Abstract

Patient no‐shows and late cancellations lead to clinic inefficiency, high clinic costs and low patient satisfaction. The two main strategies clinics employed to alleviate the adverse effects of no‐shows are overbooking and patient appointment reminders. Developing effective overbooking schedules depends on accurately predicting each patient’s no‐show probability, while developing effective reminder systems requires a patient‐level estimate of communication sensitivity. Current methods of estimating no‐show probabilities do not produce such patient‐level predictions. To remedy this, we develop a Bayesian nested logit model which utilizes appointment confirmation data and estimates individual‐level coefficients for patient‐specific predictors. A log‐likelihood comparison of model fit on 12 months of appointment data shows that the Bayesian model outperforms the standard logit model by about 30% improvement in model fit. Additionally, our Bayesian model allows categorization of patients based on their appointment confirmation behavior.

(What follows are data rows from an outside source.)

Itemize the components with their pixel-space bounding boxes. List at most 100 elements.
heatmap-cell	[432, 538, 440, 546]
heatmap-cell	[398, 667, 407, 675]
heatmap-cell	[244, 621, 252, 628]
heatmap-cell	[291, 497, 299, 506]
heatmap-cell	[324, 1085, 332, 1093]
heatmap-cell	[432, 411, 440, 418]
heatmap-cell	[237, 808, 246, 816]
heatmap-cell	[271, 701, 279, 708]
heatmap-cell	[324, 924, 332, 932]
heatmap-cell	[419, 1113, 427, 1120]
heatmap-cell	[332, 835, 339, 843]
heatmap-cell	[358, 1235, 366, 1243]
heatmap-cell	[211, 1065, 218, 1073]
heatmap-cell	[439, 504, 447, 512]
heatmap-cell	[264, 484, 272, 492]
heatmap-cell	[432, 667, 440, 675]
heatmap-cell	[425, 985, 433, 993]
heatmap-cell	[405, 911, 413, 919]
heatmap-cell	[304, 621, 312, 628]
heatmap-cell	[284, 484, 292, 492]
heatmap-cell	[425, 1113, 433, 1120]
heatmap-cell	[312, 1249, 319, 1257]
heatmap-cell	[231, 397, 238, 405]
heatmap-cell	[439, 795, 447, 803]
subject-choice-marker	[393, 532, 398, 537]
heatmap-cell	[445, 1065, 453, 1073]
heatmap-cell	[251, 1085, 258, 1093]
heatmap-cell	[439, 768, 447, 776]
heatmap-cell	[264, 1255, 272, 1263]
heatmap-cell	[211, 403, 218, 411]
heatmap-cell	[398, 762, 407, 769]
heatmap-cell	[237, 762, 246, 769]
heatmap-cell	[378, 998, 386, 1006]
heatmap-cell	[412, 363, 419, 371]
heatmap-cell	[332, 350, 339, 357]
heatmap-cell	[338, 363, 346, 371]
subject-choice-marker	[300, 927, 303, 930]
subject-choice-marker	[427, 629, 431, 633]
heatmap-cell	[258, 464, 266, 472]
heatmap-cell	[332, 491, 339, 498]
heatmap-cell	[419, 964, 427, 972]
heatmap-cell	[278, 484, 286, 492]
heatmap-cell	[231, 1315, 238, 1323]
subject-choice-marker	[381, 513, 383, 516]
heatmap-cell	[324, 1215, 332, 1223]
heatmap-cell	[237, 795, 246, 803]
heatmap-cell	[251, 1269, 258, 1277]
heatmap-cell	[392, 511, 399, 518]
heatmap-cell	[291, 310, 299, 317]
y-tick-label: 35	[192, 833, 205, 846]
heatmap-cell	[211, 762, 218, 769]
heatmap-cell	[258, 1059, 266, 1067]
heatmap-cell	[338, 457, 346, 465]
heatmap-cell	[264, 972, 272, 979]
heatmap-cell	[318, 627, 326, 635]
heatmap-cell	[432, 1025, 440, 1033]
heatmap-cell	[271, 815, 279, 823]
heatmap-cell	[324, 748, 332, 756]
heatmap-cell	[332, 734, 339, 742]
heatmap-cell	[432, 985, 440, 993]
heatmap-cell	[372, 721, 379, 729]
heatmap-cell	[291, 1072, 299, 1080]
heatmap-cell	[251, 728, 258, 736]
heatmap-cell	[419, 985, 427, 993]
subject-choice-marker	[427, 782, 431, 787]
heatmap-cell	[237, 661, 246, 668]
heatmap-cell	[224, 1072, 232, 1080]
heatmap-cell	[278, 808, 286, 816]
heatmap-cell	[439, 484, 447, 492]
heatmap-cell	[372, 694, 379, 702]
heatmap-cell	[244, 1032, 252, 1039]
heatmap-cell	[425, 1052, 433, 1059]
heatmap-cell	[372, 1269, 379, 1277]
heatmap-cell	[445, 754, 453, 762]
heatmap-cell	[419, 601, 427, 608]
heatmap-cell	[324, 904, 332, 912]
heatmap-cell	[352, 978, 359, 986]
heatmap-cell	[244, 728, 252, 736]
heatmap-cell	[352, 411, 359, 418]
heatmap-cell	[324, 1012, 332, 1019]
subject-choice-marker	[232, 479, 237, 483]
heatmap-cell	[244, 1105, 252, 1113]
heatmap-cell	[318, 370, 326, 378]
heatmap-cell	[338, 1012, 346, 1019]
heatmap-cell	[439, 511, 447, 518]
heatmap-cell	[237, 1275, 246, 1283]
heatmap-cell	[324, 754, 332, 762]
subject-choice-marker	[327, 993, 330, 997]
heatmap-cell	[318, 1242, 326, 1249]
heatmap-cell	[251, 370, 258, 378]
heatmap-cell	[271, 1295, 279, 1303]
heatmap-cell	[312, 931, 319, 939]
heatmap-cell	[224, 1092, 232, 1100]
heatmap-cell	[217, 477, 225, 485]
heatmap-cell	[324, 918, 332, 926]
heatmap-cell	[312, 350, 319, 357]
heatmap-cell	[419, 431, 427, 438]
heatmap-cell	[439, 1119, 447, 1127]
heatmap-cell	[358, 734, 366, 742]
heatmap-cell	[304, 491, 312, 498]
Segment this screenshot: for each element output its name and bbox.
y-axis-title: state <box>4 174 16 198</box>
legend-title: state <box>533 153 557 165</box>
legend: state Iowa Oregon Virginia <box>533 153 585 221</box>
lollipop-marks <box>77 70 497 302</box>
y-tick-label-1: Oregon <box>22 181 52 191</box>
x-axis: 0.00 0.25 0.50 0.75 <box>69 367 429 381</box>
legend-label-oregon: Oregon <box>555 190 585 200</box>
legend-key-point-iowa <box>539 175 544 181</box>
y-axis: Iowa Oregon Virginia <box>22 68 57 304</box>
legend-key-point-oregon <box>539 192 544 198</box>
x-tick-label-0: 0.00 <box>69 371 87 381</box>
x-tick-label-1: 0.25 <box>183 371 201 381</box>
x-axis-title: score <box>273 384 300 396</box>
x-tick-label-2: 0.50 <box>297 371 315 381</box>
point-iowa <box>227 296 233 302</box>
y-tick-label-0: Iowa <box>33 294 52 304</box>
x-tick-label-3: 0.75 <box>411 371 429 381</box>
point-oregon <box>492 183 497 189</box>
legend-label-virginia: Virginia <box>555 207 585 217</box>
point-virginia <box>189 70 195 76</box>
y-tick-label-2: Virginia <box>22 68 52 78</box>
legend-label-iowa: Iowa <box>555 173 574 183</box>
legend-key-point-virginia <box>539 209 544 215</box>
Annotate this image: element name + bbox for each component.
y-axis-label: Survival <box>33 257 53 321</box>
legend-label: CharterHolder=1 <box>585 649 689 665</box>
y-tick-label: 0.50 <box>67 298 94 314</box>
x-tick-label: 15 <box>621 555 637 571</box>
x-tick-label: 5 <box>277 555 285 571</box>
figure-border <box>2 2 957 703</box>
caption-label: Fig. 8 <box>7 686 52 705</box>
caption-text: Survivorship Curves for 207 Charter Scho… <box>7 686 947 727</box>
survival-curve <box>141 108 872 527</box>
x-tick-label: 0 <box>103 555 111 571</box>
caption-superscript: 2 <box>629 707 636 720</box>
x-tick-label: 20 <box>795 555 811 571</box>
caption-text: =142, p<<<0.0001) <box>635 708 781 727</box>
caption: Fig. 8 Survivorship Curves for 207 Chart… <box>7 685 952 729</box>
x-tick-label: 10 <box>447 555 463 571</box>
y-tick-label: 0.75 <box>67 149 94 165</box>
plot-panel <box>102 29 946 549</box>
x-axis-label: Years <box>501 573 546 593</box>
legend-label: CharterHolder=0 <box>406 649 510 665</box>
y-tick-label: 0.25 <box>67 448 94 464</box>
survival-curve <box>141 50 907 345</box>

Finally, using patient‐specific no‐show probabilities as an input to a simulated appointment scheduler we find that the Bayesian model improves clinic profit over the standard logit model. The benefit comes mainly from waiting cost reduction when no‐show probability is low and from physician overtime and idle time cost reduction when no‐show probability is high. Our study has two managerial implications. First, the Bayesian method allows customizing appointment reminder effort based on patient’s confirmation behavior. Second, the Bayesian method also allows improved overbooking scheduling especially in clinics that experience large patient throughput.